En wat vinden je dochter en partner ervan? 
‘Mijn vriend werkt ook bij Zeldzaam, hij is chef-kok. Hij werkt woensdag tot en met zaterdag van 11 tot 8. Ons dochtertje vindt ons werk heel leuk. “Hee, mam”, zegt ze dan. “Zullen we even gezellig gaan lunchen?” En dan bestelt ze bij papa een wrap kip. Dat zijn hele gezellige momenten.’

En jij en je vriend hebben dus alleen de zondag als gezamenlijke vrije dag?
‘Ja.’

En wat doen jullie op die vrije dag?
‘Dat is heel erg verschillend. Soms een dagje bankhangen, of een keer naar de Efteling. Ik denk gewoon wat iedereen doet.’

Wat zijn kleine dingen binnen je werk waar je veel plezier uit haalt?
‘Het omgaan met de gasten. Dat vind ik het áller-allerleukste! We hebben veel vaste gasten en ik vind het geweldig als je een van hen weer op de vaste dag rond dezelfde tijd weer binnen ziet lopen. Het voelt ook wel een beetje alsof dat míjn gasten zijn.’

Vertel, hoe zit het nou echt met de fooien?
‘Ik vind een fooi een leuke bijkomstigheid, het is toch een extra stukje waardering.

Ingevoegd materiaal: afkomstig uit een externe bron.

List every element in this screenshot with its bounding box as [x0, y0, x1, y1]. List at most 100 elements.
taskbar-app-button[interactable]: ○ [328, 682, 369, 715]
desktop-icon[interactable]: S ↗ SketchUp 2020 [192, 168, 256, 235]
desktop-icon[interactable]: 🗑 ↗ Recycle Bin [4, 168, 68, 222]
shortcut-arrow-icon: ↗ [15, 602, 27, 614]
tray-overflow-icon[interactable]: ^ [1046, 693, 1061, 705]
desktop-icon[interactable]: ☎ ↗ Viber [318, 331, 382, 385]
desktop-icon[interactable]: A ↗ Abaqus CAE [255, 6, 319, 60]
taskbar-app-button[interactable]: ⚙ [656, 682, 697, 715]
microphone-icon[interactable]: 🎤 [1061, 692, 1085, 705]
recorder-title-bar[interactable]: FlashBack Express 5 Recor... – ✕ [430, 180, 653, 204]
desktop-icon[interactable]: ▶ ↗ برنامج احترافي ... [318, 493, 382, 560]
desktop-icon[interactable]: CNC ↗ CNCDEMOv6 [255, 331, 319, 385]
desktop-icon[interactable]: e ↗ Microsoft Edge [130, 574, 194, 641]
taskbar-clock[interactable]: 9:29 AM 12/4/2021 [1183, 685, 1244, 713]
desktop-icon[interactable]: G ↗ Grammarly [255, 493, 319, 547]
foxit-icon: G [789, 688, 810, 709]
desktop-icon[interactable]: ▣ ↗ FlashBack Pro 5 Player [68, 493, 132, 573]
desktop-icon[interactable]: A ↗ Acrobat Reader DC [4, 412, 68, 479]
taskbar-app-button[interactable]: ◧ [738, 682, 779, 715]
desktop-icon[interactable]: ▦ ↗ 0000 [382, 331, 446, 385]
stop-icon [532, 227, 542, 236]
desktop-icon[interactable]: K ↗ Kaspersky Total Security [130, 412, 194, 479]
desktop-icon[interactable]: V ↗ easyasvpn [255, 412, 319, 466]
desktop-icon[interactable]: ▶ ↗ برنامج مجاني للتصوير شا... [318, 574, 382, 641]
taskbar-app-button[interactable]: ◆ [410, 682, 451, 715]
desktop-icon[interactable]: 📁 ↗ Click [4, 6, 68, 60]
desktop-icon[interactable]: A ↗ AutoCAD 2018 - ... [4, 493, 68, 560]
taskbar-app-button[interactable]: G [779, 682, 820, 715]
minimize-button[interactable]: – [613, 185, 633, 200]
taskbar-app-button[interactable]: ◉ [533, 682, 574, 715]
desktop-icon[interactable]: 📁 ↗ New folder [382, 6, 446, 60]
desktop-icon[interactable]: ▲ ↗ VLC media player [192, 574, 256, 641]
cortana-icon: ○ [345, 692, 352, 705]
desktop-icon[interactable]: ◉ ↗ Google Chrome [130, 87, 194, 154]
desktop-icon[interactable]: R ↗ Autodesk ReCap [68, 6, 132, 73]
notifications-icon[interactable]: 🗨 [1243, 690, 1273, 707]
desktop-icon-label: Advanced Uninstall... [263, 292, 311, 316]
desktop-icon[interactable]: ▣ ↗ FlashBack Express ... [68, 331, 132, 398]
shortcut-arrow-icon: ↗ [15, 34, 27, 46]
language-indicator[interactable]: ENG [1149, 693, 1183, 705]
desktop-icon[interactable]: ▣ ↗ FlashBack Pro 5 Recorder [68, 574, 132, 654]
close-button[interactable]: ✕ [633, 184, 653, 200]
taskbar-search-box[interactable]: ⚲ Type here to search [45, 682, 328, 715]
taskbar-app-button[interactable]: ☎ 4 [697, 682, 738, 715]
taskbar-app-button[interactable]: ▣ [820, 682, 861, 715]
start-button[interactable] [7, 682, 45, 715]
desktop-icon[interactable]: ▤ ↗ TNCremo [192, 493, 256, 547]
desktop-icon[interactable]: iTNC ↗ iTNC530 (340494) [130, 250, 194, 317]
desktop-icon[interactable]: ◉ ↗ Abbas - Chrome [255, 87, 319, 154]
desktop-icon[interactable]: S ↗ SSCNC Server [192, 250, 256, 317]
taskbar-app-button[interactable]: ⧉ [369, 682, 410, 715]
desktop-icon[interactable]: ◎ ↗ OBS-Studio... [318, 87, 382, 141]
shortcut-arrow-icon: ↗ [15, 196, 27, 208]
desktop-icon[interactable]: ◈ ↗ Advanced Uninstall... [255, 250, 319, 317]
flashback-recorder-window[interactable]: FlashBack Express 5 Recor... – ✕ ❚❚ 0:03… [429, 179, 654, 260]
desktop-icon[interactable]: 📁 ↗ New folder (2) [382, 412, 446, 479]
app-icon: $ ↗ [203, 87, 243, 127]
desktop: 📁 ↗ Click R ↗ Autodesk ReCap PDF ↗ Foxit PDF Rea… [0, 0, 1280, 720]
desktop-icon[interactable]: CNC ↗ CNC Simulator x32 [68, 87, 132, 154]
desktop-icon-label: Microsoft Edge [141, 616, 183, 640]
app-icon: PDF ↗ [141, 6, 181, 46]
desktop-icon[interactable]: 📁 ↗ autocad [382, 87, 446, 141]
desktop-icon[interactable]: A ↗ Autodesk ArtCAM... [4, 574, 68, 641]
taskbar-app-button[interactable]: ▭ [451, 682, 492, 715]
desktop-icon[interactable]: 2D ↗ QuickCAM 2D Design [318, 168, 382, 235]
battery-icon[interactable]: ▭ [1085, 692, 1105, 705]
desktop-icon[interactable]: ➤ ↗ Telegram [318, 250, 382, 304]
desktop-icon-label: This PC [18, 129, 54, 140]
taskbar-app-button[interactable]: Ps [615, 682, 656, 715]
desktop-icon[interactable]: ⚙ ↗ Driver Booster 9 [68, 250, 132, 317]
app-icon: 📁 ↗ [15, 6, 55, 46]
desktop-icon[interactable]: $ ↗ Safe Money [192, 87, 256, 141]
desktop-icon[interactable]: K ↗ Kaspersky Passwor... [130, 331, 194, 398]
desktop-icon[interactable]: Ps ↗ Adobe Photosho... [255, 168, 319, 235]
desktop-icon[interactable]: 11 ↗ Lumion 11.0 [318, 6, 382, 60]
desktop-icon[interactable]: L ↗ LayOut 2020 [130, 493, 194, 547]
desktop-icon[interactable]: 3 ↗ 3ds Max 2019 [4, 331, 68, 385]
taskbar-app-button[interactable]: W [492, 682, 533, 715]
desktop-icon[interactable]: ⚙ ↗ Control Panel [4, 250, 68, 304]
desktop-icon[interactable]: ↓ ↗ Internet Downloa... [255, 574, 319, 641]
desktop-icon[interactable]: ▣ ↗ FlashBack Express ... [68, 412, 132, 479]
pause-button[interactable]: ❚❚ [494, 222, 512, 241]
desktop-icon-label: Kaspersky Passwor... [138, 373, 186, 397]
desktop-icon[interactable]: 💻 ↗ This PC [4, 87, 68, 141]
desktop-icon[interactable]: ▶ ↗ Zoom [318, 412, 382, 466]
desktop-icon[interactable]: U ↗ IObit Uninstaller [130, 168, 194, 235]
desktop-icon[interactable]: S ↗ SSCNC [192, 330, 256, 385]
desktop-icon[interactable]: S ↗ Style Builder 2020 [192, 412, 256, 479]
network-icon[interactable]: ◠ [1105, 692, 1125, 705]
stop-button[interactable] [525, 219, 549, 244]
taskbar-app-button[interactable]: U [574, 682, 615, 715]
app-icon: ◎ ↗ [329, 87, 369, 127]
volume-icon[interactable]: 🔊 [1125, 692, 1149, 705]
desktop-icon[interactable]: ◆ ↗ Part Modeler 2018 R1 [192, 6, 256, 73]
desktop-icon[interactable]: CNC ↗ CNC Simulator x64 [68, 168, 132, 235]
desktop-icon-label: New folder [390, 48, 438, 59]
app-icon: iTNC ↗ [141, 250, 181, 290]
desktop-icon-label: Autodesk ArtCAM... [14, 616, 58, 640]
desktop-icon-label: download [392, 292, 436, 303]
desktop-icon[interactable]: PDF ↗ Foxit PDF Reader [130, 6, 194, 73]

Belangrijker dan een fooi vind ik dat de gast met een glimlach de deur uitloopt en later weer terugkomt. Natuurlijk is een fooi héél leuk, maar iemand die ontevreden de deur uitloopt, maar wel fooi geeft, dat hoeft niet van mij. Dat zie ik liever andersom.’

En… de gasten die niets geven. Vertel, wordt daar nog onderling over gepraat?
‘Nee, dat doe ik niet, en ik hoor dat ook nooit. Nou, let ik daar ook niet op hoor.’

Wat is het nare klusje, dat nou eenmaal bij werk hoort, maar dat je liever niet zou doen?
Er ontstaat een frons op het gezicht van Anja. ‘Iets dat ik met tegenzin doe? Even denken hoor.’ Gevolgd door ‘nee, nee, dat heb ik niet. Dat klinkt misschien raar, maar juist door alle verschillende dingen die ik op het werk doe, blijft het lekker afwisselend. En ik vind het ook echt niet erg om de ramen te zemen, het toilet schoon te maken of de afwas te doen.’

Wat is het vreemdste dat je hebt meegemaakt?
‘Ik ben best wel veel gewend, want ik vind niet snel iets vreemd’, geeft Anja aan. ‘Er is wel iets. Het gebeurt niet alleen hier, maar in het algemeen komt het voor dat mensen, met een groepje, aan een terras gaan zitten en hun eigen lunchpakketjes erbij pakken en dit uitgebreid op gaan zitten eten. En al die zakjes en pakjes, die laten ze vervolgens gewoon liggen rond onze tafels.’

En wat doe jij, als het bij jou gebeurt?
‘Ik blijf beleefd, maar ons bedrijf kan natuurlijk niet bestaan als iedereen met zijn eigen versnaperingen aanschuift. Ik stap op de mensen af en vraag vriendelijk of ze dat niet willen doen, omdat we een horecagelegenheid zijn en geen picknicktafel.’

Wil je dit de rest van je leven blijven doen?
‘Totdat ik erbij neerval’, zegt Anja stellig, zonder enig moment van twijfel. ‘Dit is het allerleukste werk dat er is en dat meen ik uit de grond van mijn hart. Horeca zit echt in mijn bloed.